28 Hayden Rowe Street  - the Samuel Crooks House

28 Hayden Rowe Street - the Samuel Crooks House

Just a few houses down from the Claflin House is the Samuel Crooks House, another high-style example, but this time of the Italianate style. Hopkinton was still growing rapidly during the second half of the 19th century, when the Italiante style was popular. Its features include asymmetrical massing with a side entrance and projecting bays, elaborate woodwork at the eaves and around windows and doors, and large panes of glass in the windows. Because glass production had advanced so significantly by the middle of the century, later styles often feature one-over-one or two-over-two sash, such as seen here on the Crooks House.  Crooks and Claflin were both prominent Hopkinton factory owners who had money to spend on large and ornate buildings like these.
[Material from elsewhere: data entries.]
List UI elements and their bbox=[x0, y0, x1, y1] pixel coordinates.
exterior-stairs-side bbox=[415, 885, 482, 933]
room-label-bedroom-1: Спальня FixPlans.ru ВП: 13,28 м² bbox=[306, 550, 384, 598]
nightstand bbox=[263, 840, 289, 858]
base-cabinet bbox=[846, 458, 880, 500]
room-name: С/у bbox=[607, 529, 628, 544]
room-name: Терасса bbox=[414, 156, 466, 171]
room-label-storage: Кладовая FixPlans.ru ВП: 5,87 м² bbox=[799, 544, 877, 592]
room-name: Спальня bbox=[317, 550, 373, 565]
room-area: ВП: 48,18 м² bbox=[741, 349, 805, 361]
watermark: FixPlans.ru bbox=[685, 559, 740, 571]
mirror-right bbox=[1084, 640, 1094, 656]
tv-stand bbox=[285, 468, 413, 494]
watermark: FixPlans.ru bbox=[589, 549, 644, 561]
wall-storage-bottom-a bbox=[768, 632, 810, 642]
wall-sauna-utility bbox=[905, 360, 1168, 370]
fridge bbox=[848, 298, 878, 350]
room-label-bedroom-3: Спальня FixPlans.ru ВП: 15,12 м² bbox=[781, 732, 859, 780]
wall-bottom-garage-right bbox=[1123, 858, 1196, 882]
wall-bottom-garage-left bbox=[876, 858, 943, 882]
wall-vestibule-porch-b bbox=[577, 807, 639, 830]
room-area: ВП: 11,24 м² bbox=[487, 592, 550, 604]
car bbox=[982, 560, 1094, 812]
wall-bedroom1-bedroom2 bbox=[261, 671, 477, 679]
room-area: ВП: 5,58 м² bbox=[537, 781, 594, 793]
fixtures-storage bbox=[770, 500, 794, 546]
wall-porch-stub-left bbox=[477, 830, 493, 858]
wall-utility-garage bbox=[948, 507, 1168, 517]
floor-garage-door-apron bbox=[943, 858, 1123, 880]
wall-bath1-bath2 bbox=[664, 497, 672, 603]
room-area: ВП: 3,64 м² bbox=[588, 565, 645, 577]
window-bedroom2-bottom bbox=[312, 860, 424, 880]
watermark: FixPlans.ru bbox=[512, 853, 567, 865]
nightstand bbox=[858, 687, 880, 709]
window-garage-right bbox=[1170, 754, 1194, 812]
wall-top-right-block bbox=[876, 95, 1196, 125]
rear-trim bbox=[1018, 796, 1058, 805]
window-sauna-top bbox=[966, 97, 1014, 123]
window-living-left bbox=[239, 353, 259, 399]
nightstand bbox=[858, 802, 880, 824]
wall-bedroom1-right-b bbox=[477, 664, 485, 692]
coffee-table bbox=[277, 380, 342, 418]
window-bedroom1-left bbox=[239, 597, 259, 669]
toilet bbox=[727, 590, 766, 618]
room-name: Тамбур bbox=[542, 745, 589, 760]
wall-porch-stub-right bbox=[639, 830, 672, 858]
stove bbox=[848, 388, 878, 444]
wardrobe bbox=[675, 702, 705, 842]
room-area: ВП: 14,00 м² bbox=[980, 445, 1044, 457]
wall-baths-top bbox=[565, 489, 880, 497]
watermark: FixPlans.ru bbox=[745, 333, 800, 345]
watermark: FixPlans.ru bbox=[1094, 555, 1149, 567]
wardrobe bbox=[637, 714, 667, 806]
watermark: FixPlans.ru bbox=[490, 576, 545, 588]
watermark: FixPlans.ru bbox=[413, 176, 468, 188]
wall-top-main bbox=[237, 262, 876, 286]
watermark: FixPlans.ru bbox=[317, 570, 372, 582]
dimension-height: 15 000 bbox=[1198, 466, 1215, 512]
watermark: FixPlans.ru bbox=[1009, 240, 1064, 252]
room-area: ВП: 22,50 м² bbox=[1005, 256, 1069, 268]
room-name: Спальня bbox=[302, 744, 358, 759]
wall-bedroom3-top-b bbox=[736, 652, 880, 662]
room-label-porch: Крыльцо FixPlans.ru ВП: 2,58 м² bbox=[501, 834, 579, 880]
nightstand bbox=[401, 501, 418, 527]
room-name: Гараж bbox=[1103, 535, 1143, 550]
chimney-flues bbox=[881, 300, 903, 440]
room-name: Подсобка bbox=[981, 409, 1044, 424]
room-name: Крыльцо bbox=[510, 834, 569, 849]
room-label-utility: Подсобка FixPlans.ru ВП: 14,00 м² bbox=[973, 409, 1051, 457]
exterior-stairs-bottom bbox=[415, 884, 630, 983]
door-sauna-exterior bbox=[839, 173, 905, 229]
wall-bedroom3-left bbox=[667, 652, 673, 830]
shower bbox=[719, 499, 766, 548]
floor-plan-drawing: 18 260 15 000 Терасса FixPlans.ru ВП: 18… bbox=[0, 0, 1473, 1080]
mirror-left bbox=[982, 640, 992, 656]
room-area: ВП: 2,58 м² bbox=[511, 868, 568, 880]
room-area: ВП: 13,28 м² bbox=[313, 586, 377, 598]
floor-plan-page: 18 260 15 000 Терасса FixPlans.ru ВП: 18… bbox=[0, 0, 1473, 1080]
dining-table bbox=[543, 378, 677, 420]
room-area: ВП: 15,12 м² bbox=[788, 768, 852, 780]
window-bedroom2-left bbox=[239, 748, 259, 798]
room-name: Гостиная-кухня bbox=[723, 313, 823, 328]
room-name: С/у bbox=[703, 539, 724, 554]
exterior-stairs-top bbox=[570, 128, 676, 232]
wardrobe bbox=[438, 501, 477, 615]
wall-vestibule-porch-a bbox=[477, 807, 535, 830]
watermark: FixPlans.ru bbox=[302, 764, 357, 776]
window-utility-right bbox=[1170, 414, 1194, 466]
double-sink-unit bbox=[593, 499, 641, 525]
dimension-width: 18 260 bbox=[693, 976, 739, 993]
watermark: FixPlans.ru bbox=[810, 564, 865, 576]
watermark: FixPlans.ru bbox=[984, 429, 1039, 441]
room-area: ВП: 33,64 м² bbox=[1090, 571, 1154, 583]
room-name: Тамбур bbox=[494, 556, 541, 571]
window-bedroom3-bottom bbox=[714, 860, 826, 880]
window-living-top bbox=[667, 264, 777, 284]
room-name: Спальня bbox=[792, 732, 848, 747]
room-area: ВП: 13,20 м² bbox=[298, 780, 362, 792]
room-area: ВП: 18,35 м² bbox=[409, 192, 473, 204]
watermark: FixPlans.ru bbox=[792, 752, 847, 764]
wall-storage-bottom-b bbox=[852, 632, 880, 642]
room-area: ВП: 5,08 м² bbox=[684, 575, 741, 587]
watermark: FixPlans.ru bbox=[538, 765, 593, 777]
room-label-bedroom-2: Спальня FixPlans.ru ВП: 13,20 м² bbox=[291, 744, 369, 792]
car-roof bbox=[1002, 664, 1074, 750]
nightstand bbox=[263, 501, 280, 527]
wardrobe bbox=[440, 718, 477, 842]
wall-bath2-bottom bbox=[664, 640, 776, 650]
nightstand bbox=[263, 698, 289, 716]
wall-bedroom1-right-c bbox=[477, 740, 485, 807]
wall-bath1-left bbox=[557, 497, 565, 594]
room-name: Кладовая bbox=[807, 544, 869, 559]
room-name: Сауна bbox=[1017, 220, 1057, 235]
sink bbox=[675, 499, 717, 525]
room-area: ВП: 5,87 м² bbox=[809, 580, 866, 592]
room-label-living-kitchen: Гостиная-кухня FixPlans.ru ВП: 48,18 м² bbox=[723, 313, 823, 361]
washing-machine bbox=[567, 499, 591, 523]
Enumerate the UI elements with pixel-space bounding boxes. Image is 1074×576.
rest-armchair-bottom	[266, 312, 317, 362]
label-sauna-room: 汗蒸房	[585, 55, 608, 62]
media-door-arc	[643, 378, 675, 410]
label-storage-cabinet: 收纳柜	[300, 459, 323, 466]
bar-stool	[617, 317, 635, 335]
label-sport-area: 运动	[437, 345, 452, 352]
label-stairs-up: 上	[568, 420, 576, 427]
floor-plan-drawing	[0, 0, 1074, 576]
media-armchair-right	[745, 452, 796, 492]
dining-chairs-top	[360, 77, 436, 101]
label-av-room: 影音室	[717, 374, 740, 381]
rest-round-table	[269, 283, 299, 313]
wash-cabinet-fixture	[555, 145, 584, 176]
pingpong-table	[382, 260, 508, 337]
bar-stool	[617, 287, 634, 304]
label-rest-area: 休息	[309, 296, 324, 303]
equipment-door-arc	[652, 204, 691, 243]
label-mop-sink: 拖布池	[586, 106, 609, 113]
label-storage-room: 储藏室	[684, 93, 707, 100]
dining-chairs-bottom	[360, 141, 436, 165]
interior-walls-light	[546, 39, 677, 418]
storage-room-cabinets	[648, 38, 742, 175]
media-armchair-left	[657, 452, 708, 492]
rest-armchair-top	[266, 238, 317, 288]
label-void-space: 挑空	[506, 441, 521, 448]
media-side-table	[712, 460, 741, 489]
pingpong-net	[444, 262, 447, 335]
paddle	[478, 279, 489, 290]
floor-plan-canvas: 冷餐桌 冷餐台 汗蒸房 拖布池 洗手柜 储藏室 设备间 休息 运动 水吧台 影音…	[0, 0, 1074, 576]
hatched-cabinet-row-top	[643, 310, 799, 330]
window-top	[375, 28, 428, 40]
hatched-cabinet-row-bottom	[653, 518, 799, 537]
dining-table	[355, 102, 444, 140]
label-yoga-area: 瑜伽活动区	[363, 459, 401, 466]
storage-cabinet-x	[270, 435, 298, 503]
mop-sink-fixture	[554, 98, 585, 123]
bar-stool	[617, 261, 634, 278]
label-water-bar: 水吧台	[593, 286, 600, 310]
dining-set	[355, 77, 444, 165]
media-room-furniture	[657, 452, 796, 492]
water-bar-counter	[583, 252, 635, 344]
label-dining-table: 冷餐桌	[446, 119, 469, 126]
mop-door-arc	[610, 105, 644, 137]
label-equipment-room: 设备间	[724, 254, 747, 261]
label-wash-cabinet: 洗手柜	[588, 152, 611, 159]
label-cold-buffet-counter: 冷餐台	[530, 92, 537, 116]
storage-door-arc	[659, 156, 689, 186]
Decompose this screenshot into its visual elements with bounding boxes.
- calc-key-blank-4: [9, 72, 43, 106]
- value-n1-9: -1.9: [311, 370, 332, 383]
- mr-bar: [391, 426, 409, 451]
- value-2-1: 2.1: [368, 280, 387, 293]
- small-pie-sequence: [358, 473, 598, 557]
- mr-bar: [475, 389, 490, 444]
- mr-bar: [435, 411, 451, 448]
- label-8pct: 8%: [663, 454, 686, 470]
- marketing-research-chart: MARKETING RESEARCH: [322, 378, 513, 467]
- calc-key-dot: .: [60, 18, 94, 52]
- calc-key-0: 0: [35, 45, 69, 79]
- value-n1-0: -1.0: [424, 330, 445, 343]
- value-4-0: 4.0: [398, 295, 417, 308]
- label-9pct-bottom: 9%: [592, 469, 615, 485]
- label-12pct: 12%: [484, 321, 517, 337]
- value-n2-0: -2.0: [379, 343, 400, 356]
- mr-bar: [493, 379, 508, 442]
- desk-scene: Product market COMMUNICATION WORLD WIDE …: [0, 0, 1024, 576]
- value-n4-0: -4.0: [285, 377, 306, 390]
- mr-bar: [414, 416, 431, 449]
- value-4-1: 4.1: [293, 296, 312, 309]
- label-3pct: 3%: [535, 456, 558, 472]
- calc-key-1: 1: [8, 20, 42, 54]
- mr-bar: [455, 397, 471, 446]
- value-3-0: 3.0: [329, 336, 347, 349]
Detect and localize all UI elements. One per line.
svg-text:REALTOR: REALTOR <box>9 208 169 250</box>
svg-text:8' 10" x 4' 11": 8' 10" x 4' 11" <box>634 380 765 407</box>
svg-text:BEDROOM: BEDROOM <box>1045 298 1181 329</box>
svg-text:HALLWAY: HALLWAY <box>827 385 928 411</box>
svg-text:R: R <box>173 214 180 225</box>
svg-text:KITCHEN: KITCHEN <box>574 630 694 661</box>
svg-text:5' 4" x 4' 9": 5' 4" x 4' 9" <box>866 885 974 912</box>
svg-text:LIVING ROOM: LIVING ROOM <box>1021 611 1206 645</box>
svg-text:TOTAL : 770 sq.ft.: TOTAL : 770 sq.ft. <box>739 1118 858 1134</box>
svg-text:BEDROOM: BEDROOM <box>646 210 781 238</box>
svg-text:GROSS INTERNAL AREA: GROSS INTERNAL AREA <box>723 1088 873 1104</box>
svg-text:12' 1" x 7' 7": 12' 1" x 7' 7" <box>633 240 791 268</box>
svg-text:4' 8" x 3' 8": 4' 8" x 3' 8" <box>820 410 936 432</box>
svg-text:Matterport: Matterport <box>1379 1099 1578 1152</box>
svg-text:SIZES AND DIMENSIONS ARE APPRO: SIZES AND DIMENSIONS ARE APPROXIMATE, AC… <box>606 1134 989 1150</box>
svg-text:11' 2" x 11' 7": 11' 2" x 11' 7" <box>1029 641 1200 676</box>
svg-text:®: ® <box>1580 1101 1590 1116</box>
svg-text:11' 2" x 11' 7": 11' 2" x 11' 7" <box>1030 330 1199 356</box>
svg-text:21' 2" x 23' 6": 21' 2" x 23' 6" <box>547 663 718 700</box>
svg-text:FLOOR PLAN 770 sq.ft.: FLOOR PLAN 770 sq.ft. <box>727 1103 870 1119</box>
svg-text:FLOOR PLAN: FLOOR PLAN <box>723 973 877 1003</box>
82-84 Pleasant Street  - image from the town's 1980s survey

82-84 Pleasant Street - image from the town's 1980s survey

Because Hopkinton Center began to grow in the 1830s and 1840s, residents built a different form of housing than what you might find in other factory or mill towns, such as Uxbridge, Grafton, or Worcester. This double house on Pleasant Street from the 1850s is representative of what you might find in those towns, but is one of the only double houses remaining in Hopkinton Center. By the 1850s, much of Hopkinton Center had already been built up with smaller end-gable Greek Revival cottages, leaving little room for larger buildings such as this.


21 Hayden Rowe Street  - the Greek Revival cottage form which is found throughout Hopkinton Center

21 Hayden Rowe Street - the Greek Revival cottage form which is found throughout Hopkinton Center

One common feature on these smaller Greek Revival cottages is that they were often updated with Italianate features at the end of the 19th century. It is rare to see one of these houses in Hopkinton Center that does not have brackets at the eaves or a hood over the door. 

28 Main Street  - the Hopkinton Supply Company Building

28 Main Street - the Hopkinton Supply Company Building

Hopkinton's only building listed on the National Register of Historic Places, the 1906 Hopkinton Supply Company building is representative of later development in Hopkinton. A fire at the turn of the century had destroyed much of the northern side of Main Street, resulting in a new Town Hall and a row of several new shops in the 1900s. The Hopkinton Supply Company was one of these new buildings, but it stands out from its neighbors for its construction - it is a mail-order building. The building was ordered from the George L. Mesker Company of Evansville, Indiana, shipped to Hopkinton, and assembled on-site. The whole building is constructed of galvanized pressed steel, another unique and interesting feature of the building. Because Hopkinton had little to no growth after the turn of the century, this is one of the few newer buildings in Hopkinton Center.